Эйлин | страница 52



Помню, как я сидела на раскладушке под электрической лампой без абажура и обводила взглядом чердак. Это была очаровательно жалкая картина. Ящики от комода, набитые постельным бельем, принадлежавшим еще матери моей матери и давным-давно поеденным молью. Коробки со старыми книгами и бумагами, древний граммофон и несколько стопок пластинок, которые я никогда даже не пыталась поставить играть. Покатый потолок вынуждал меня сначала пригибаться, а потом ползти, чтобы выглянуть в окно, выходящее на задний двор — хотя там не было ничего, кроме белого снега и нескольких голых черных деревьев, озаренных тусклым фиолетовым светом, который сочился с вечернего неба. Где-то там была похоронена Мона, моя умершая собака. Я вспоминала о своей матери: как она лежала в постели, зарывшись руками в складки плохо сотканного шерстяного покрывала, и во весь голос жаловалась моему отцу, что если в этом мире и существует Бог, Он — жестокий ублюдок. «Я уже должна была умереть», — повторяла она. Я покорно, день за днем, варила на плите куриный бульон и приносила ей в зеленой салатнице, достаточно широкой, чтобы уловить все брызги, когда я старалась накормить больную — ложечку, еще ложечку, — а она, сопротивляясь, слабо и беспорядочно отмахивалась.

Однажды я вышла на задний двор, чтобы развесить выстиранное белье, и в нестриженой траве нашла свою собаку — она лежала, вытянувшись брюхом вверх, мертвая и высохшая под палящим солнцем. «Быть может, Бог забрал не ту душу», — подумала я в минуту сентиментальной слабости и тихо заплакала, прислонившись спиной к стене дома.

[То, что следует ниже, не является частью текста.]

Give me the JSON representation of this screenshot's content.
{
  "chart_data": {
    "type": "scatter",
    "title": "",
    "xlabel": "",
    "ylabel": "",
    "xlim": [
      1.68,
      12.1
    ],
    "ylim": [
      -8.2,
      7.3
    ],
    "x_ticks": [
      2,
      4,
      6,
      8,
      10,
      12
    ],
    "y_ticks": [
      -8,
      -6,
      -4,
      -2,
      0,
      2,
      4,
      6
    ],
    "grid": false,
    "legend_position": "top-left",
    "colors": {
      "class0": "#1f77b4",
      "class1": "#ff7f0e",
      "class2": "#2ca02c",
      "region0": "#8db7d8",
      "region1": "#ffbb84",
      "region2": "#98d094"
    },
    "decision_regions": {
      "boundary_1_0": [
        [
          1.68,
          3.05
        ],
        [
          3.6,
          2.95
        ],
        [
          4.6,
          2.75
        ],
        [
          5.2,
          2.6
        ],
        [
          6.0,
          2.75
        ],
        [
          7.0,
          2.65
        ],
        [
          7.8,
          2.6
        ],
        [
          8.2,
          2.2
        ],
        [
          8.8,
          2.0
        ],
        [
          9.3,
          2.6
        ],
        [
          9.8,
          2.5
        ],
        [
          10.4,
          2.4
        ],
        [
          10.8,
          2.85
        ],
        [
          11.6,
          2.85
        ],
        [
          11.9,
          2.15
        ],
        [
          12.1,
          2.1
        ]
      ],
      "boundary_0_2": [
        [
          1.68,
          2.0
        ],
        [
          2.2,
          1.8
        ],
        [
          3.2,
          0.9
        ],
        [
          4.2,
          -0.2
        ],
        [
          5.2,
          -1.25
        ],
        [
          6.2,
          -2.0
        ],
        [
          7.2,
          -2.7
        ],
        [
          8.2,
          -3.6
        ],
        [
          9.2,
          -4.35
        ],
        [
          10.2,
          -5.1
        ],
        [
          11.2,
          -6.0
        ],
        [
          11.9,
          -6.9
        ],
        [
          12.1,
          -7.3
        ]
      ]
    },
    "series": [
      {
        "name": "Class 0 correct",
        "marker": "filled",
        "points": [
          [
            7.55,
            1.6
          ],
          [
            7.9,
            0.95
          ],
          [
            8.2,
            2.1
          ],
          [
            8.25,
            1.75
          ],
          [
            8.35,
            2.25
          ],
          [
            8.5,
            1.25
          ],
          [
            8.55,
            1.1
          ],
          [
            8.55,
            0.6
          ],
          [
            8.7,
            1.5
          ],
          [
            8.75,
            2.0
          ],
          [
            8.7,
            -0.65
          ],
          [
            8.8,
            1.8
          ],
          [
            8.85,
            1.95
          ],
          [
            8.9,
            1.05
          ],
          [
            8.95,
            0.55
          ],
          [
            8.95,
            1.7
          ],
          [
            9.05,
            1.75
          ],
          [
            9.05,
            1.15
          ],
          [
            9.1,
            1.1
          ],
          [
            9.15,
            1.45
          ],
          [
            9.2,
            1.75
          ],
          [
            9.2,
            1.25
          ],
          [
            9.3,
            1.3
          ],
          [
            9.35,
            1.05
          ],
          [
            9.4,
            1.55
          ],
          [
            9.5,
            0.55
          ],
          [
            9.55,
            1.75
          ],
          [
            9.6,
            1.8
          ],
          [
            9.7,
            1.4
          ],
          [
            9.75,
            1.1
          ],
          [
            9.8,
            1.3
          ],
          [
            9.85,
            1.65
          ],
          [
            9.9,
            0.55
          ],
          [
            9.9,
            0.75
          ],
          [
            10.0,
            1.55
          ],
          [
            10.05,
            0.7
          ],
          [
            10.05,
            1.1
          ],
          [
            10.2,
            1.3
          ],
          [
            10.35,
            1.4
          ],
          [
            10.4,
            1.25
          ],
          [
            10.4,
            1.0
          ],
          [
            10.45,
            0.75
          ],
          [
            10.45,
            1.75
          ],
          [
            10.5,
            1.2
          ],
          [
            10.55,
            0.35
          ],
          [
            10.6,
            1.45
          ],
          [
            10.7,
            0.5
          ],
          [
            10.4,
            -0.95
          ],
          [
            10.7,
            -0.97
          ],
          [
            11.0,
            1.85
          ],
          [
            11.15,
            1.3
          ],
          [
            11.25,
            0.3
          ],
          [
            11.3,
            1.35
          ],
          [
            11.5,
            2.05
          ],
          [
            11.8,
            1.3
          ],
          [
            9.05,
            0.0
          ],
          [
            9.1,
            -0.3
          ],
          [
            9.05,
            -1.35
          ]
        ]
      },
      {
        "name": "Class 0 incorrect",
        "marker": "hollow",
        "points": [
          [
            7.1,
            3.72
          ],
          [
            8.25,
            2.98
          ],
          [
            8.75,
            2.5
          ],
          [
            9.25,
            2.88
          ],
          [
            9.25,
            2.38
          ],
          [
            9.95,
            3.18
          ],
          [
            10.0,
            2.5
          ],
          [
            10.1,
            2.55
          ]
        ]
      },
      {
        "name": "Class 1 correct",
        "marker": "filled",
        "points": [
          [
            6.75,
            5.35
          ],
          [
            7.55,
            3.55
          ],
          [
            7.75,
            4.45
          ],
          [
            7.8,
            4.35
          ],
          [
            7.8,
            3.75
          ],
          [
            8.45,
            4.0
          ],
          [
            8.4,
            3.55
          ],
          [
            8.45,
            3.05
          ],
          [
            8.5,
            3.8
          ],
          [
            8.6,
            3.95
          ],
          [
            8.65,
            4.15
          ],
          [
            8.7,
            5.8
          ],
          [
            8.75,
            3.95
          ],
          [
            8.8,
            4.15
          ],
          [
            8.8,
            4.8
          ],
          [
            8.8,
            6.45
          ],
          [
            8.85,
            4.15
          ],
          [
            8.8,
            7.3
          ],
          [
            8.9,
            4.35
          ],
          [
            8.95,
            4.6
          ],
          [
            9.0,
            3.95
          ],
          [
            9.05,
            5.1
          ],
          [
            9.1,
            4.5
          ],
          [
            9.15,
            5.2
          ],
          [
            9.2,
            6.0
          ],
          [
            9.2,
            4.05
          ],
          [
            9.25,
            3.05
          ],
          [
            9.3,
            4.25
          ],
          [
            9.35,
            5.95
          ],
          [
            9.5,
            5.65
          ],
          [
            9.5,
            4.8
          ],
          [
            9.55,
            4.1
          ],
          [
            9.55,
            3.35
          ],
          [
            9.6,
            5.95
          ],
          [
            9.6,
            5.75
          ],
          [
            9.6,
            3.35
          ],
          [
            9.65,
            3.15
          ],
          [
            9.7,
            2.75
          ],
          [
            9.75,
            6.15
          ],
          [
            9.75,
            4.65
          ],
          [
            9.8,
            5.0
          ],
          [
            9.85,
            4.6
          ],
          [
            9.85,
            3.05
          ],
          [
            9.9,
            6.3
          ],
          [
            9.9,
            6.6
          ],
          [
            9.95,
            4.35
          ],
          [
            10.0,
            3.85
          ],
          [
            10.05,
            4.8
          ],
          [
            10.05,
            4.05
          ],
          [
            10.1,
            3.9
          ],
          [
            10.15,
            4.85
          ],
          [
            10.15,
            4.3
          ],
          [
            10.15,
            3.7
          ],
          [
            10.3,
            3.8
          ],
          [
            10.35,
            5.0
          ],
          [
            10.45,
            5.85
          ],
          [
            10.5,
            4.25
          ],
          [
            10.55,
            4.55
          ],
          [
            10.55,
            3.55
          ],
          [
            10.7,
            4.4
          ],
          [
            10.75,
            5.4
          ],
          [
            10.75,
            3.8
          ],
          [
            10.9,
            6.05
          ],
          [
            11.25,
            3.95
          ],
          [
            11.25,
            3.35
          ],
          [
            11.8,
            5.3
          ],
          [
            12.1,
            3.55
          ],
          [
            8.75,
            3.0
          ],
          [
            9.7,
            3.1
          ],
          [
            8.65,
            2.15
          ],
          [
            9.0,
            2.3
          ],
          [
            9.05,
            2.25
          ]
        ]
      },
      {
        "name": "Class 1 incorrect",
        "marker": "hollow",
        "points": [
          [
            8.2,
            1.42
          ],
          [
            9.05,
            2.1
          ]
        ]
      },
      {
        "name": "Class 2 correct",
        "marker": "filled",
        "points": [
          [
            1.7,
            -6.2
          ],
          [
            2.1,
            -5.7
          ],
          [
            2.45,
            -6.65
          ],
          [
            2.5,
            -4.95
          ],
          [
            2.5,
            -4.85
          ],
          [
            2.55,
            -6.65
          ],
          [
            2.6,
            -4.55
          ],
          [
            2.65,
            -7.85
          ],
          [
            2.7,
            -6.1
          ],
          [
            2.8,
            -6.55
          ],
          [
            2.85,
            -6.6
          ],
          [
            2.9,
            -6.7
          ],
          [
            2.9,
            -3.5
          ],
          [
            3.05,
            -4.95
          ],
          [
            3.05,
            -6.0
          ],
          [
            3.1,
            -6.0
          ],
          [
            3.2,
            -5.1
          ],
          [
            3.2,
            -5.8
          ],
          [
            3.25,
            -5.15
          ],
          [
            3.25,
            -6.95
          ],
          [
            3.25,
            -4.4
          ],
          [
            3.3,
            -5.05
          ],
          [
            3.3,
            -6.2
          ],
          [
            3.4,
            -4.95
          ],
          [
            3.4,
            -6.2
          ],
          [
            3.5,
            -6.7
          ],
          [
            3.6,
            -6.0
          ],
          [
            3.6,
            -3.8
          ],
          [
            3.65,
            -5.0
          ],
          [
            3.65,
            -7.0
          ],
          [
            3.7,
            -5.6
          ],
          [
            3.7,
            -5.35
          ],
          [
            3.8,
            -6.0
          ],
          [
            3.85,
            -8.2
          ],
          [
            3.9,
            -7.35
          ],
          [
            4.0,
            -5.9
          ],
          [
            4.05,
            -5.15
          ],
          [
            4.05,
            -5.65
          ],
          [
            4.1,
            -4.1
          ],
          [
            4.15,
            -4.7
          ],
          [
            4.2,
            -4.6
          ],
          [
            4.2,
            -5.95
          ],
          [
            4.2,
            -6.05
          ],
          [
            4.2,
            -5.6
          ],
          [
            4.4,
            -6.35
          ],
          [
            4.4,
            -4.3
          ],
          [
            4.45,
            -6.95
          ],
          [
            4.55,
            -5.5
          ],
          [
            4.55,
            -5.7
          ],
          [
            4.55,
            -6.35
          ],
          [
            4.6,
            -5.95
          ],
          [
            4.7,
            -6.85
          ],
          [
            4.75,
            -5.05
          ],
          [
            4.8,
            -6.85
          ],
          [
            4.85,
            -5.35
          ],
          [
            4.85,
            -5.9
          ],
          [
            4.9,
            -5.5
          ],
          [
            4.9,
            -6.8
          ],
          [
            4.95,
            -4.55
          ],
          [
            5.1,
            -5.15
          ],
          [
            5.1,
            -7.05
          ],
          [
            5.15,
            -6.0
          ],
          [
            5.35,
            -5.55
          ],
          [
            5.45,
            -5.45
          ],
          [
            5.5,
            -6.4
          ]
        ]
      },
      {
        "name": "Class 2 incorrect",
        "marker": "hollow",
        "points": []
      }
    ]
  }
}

Я оставила мокрое белье лежать в корзине, но прикрыла тело Моны мокрой наволочкой. Мне понадобился целый день, чтобы собраться с храбростью и вернуться туда. К тому времени белье высохло и слежалось, а когда я подняла наволочку, то при виде трупа задохнулась и извергла на пыльную почву содержимое своего желудка — курятину и вермут. Несколько часов я трудилась, чтобы вырыть достаточно глубокую могилу, потом ногами спихнула туда тело Моны — я не могла заставить себя коснуться его руками, — и засыпала сухой комковатой землей. Пару дней спустя, споткнувшись о собачью миску с прокисшей, завонявшейся кашей, отец сказал только: «Чертова псина», — и поэтому я выкинула кашу вместе с миской и никому ничего не сказала. Несколько дней спустя моя мать умерла, и я наконец смогла открыто проливать слезы. Это романтическая история и, быть может, не совсем точная, потому что я возвращалась к ней снова и снова в течение долгих лет, когда у меня возникала необходимость или желание поплакать.